The University of Manchester and Manchester Academic Health Sciences Centre, School of Psychological Sciences, Neuroscience and Aphasia Research Unit, Manchester, M13 9PL, United Kingdom.
Eur Psychiatry. 2015 Jun;30(4):448-53. doi: 10.1016/j.eurpsy.2015.02.005. Epub 2015 Mar 6.
One influential view is that vulnerability to major depressive disorder (MDD) is associated with a proneness to experience negative emotions in general. In contrast, blame attribution theories emphasise the importance of blaming oneself rather than others for negative events. Our previous exploratory study provided support for the attributional hypothesis that patients with remitted MDD show no overall bias towards negative emotions, but a selective bias towards emotions entailing self-blame relative to emotions that entail blaming others. More specifically, we found a decreased proneness for contempt/disgust towards others relative to oneself (i.e. self-contempt bias). Here, we report a definitive test of the competing general negative versus specific attributional bias theories of MDD.

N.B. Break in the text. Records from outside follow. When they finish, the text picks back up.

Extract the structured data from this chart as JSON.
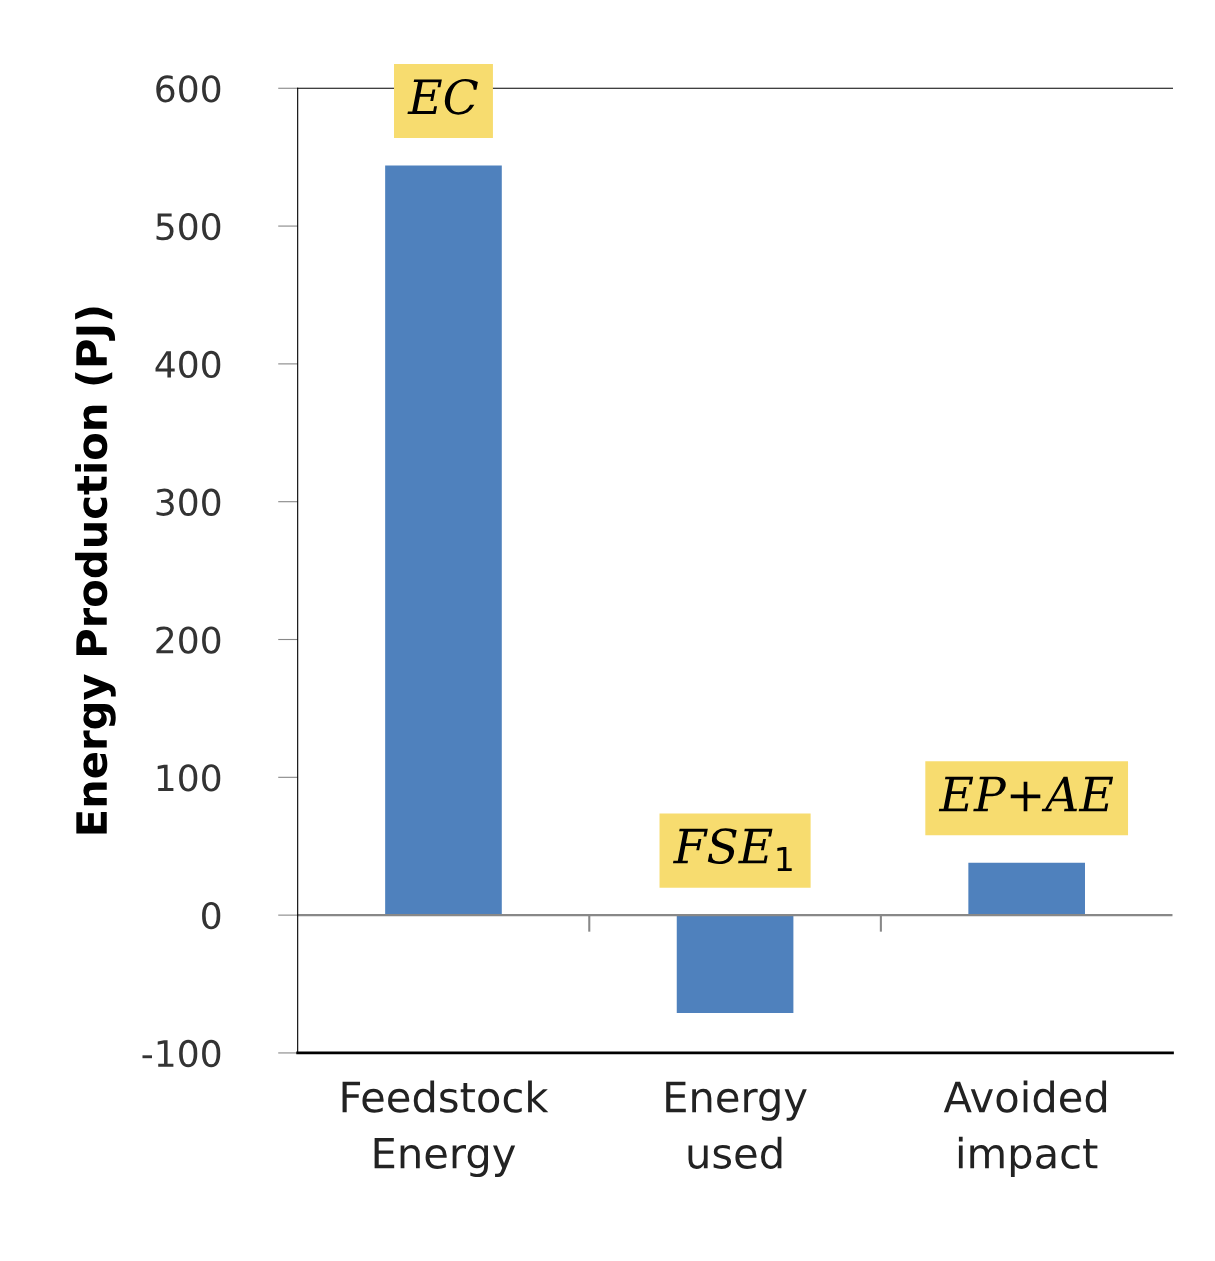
{
  "chart_data": {
    "type": "bar",
    "ylabel": "Energy Production (PJ)",
    "categories": [
      "Feedstock Energy",
      "Energy used",
      "Avoided impact"
    ],
    "values": [
      544,
      -71,
      38
    ],
    "color": "#4f81bd",
    "ylim": [
      -100,
      600
    ],
    "ref_lines": [
      {
        "axis": "y",
        "value": 0,
        "color": "#888888"
      }
    ],
    "yticks": [
      -100,
      0,
      100,
      200,
      300,
      400,
      500,
      600
    ],
    "grid": false,
    "annotations": [
      {
        "text": "EC",
        "x": "Feedstock Energy",
        "y": 544
      },
      {
        "text": "FSE$_{1}$",
        "x": "Energy used",
        "y": 0
      },
      {
        "text": "EP+AE",
        "x": "Avoided impact",
        "y": 38
      }
    ]
  }
}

We compared a medication-free remitted MDD (n=101) and a control group (n=70) with no family or personal history of MDD on a previously validated experimental test of moral emotions. The task measures proneness to specific emotions associated with different types of self-blame (guilt, shame, self-contempt/disgust, self-indignation/anger) and blame of others (other-indignation/anger, other-contempt/disgust) whilst controlling for the intensity of unpleasantness.
We confirmed the hypothesis that patients with MDD exhibit an increased self-contempt bias with a reduction in contempt/disgust towards others. Furthermore, they also showed a decreased proneness for indignation/anger towards others.

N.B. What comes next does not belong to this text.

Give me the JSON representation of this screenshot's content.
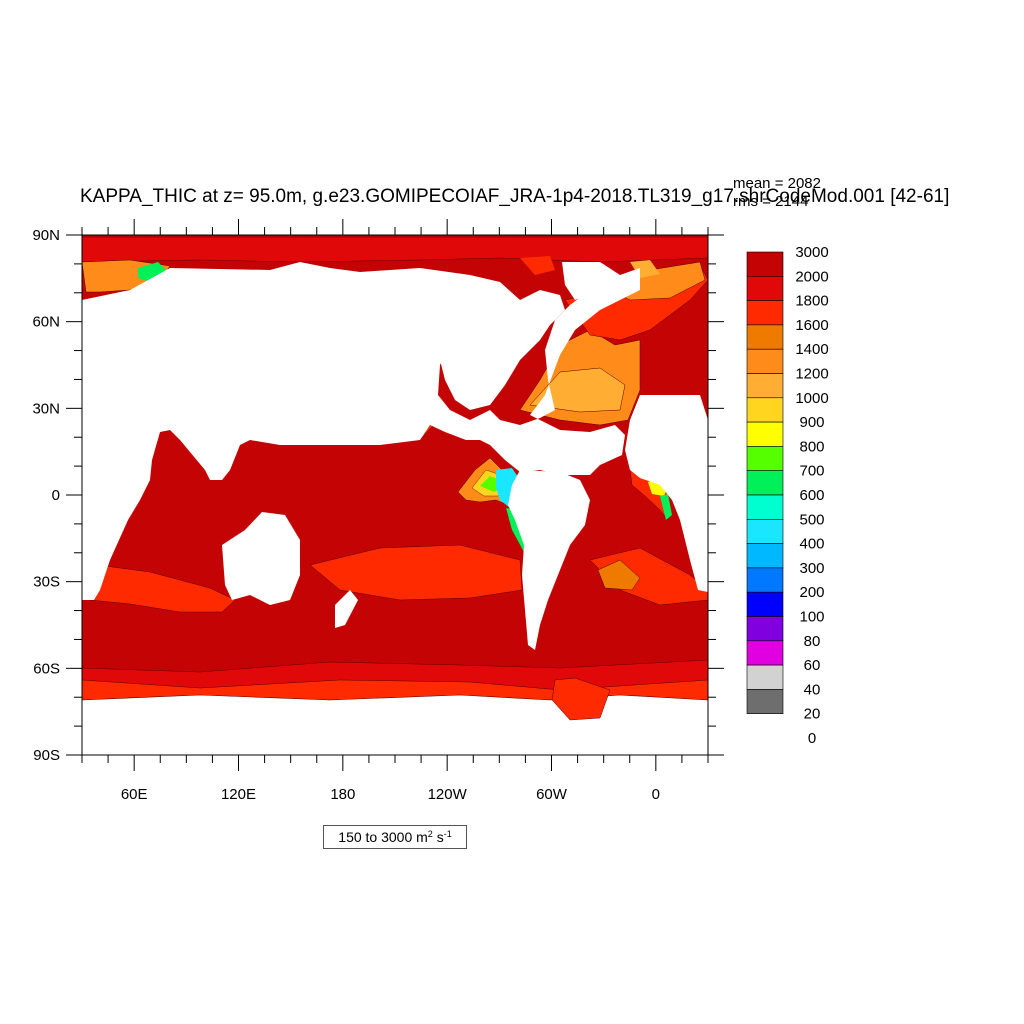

This corroborates the prediction that vulnerability to MDD is associated with an imbalance of specific self- and other-blaming emotions rather than a general increase in negative emotions. This has important implications for neurocognitive models and calls for novel focussed interventions to rebalance blame in MDD.
有一种有影响力的观点认为,易患重度抑郁症(MDD)与普遍容易体验负面情绪有关。相比之下,归因理论强调了将负面事件归咎于自己而不是他人的重要性。我们之前的探索性研究为归因假设提供了支持,即缓解期 MDD 患者对负面情绪没有总体偏见,但对涉及自责的情绪存在选择性偏见,而对涉及指责他人的情绪则没有。更具体地说,我们发现相对于对他人的轻蔑/厌恶(即自我轻蔑偏见),对他人的轻蔑/厌恶倾向降低。在这里,我们报告了对 MDD 的一般负面与特定归因偏见理论的决定性检验。
我们在以前验证过的道德情绪实验测试中,将无药物治疗缓解的 MDD(n=101)和无 MDD 家族或个人病史的对照组(n=70)进行了比较。该任务衡量了与不同类型自责(内疚、羞耻、自我轻蔑/厌恶、自我愤怒/愤怒)和指责他人(他人愤怒/愤怒、他人轻蔑/厌恶)相关的特定情绪的倾向,同时控制了不愉快的强度。
我们证实了这样的假设,即 MDD 患者表现出自我轻蔑偏见增加,对他人的轻蔑/厌恶减少。此外,他们对他人的愤怒/愤怒的倾向也降低了。
这证实了这样的预测,即易患 MDD 与特定的自我和他人责备情绪的不平衡有关,而不是一般的负面情绪增加。这对神经认知模型具有重要意义,并呼吁采取新的有针对性的干预措施来平衡 MDD 中的责备。